Une allusion claire au chef terroriste malien, Iyad Ag Ghali, patron du Groupe de soutien à l’Islam et aux musulmans (GSIM), établi et protégé dans le sud algérien, malgré un mandat d’arrêt international émis par la Cour pénale internationale. Maïga a même dénoncé les violations des principes de bon voisinage en tournant en dérision, mais de façon plus diplomatique, les propos tenus par le candidat à sa propre succession, Abdelmadjid Tebboune, lors de son ultime discours de campagne, le 29 août 2024 à Djanet. En effet, devant un auditoire formé en majorité de notables touaregs algériens, Tebboune a prétendu que les relations (plus que jamais exécrables) entre l’Algérie, le Niger, la Libye et le Mali sont marquées par la fraternité et le bon voisinage! C’est ce discours à l’envers que le ministre algérien des Affaires étrangères, Ahmed Attaf, a tenté d’opposer au discours de vérité du vice-Premier ministre malien et ministre de l’AES.
Dans sa réponse, lors d’un discours prononcé le lundi 30 septembre à la tribune de l’ONU, Attaf a complètement éludé les accusations maliennes sur le parrainage par Alger du terrorisme au Sahel. C’est pourtant cela le fond du sujet: le régime parraine le terrorisme en Afrique du Nord et au Sahel. Étant visiblement embarrassé par la crudité de l’accusation du représentant malien, le régime d’Alger a préféré jouer la carte d’une fausse main tendue au lieu de se défendre d’une accusation extrêmement grave. Attaf a d’abord choisi de jouer aux vierges effarouchées en qualifiant les propos d’Abdoulaye Maïga d’«insolents», tout en affirmant en même temps que la réponse de l’Algérie aux descendants du prestigieux empire du Mali sera «civilisée».

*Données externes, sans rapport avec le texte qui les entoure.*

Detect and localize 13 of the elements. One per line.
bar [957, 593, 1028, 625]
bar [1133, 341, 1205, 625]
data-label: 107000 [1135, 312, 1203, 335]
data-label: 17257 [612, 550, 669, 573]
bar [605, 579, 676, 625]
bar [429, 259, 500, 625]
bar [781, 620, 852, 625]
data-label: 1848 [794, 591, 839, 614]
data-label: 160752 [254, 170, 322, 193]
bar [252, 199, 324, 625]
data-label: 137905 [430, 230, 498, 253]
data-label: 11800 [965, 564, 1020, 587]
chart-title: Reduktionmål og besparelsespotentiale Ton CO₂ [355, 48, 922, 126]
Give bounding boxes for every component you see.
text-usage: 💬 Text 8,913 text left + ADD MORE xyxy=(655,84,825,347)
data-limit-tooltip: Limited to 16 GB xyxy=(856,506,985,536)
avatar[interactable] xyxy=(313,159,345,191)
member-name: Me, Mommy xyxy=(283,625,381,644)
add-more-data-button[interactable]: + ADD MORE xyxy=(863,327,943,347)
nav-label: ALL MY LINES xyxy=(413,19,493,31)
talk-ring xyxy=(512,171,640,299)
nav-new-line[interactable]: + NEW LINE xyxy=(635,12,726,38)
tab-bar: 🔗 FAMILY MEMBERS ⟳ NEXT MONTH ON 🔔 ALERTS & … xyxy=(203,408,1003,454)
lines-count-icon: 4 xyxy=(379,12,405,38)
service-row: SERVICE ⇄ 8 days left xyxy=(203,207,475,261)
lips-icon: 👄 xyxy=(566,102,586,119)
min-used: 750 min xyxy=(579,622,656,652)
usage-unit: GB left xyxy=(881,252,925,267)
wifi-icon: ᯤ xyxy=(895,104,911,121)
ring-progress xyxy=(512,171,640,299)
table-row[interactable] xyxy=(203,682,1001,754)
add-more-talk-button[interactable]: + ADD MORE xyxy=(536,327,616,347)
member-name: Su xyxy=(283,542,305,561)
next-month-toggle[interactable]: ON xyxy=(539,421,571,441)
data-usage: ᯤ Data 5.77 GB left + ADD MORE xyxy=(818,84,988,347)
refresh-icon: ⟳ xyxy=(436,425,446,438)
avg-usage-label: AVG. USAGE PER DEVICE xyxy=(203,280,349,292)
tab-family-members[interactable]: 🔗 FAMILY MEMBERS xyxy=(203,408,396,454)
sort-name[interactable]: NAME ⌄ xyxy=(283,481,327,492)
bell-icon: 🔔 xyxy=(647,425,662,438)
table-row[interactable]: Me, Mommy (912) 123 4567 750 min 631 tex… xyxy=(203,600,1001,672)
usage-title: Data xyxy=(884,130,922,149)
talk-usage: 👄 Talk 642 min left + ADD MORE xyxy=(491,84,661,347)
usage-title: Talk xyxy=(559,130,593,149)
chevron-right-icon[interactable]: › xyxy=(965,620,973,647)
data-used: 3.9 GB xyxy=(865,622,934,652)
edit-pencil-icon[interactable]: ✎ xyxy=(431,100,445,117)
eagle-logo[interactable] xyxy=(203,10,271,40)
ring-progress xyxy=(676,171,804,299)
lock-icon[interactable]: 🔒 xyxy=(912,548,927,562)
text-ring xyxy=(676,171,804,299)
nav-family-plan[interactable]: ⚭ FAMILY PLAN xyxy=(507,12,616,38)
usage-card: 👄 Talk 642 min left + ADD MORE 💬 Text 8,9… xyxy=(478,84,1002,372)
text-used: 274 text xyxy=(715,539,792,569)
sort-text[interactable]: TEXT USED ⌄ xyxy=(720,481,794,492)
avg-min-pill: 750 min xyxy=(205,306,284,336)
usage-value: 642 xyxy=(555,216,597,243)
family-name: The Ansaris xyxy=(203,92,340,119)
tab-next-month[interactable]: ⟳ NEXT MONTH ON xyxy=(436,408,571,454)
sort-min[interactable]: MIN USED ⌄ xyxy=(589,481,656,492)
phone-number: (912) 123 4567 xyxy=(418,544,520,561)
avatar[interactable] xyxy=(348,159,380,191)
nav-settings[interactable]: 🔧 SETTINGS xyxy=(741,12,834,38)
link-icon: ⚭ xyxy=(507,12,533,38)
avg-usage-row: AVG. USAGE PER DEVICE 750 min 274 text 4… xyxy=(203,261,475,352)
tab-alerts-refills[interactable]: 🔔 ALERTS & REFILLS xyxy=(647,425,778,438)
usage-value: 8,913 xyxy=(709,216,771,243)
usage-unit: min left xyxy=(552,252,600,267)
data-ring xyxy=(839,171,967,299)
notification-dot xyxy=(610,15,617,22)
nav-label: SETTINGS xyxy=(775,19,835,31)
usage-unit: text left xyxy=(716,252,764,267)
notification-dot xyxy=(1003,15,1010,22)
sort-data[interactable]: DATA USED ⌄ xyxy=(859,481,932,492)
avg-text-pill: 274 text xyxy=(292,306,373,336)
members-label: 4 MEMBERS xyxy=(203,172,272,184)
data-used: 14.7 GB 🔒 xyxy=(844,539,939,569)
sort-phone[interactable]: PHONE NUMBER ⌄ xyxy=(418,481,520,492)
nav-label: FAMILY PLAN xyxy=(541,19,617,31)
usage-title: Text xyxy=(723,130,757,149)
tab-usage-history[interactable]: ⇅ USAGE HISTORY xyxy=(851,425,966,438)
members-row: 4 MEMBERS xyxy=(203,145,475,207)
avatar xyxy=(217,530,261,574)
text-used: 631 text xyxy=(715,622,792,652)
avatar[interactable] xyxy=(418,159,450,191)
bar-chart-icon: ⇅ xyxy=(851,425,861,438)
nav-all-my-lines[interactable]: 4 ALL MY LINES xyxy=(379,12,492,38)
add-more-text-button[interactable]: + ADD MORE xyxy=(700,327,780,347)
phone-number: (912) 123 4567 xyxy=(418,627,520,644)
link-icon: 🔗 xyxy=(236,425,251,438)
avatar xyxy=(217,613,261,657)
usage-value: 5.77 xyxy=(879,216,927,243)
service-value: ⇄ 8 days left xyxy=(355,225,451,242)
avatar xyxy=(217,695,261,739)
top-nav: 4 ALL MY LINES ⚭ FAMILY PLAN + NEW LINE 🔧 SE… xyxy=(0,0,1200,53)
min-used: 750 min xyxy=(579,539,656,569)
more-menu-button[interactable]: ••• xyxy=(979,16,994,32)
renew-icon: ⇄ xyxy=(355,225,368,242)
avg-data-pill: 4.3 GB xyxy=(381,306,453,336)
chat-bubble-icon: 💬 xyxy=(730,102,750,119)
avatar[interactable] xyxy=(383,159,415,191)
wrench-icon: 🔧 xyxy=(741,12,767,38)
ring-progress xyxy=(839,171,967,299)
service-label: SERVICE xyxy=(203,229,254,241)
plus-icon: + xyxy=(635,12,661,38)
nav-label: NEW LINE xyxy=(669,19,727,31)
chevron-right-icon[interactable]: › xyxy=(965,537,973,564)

Restés silencieux pendant deux jours sur les accusations égrenées par le vice-Premier ministre malien à la tribune de l’ONU, les médias algériens sont sortis du bois, lundi, pour reprendre la non-réponse d’Ahmed Attaf, mais sans citer nommément le Mali, désigné par «État voisin». Ils ont surtout mis l’accent sur «la main tendue» de l’Algérie aux pays du Sahel. Une façon pour le régime algérien de jouer la carte de l’apaisement, malgré cette douloureuse et retentissante claque reçue à l’ONU.
Cette main tendue s’explique certainement par l’autre claque, non moins douloureuse, reçue par Alger, à savoir le succès diplomatique réalisé par le Maroc à cette 79ème session de l’AG de l’ONU, en marge de laquelle il a réuni quatre pays du Sahel (Mali, Niger, Burkina Faso et Tchad) dans le cadre de la mise en œuvre de l’Initiative Atlantique prônée par le Maroc en vue de désenclaver et développer le Sahel.
Isolé comme il ne l’a jamais été depuis 1962, le très jeune État algérien découvre qu’il n’a pas de liens enracinés dans l’Histoire avec les États voisins. Ce manque de profondeur historique est la pire tare à dépasser pour cet artefact, honni par tous les pays de son voisinage à l’exception de la Tunisie que l’autocrate Kaïs Saïed a vassalisée.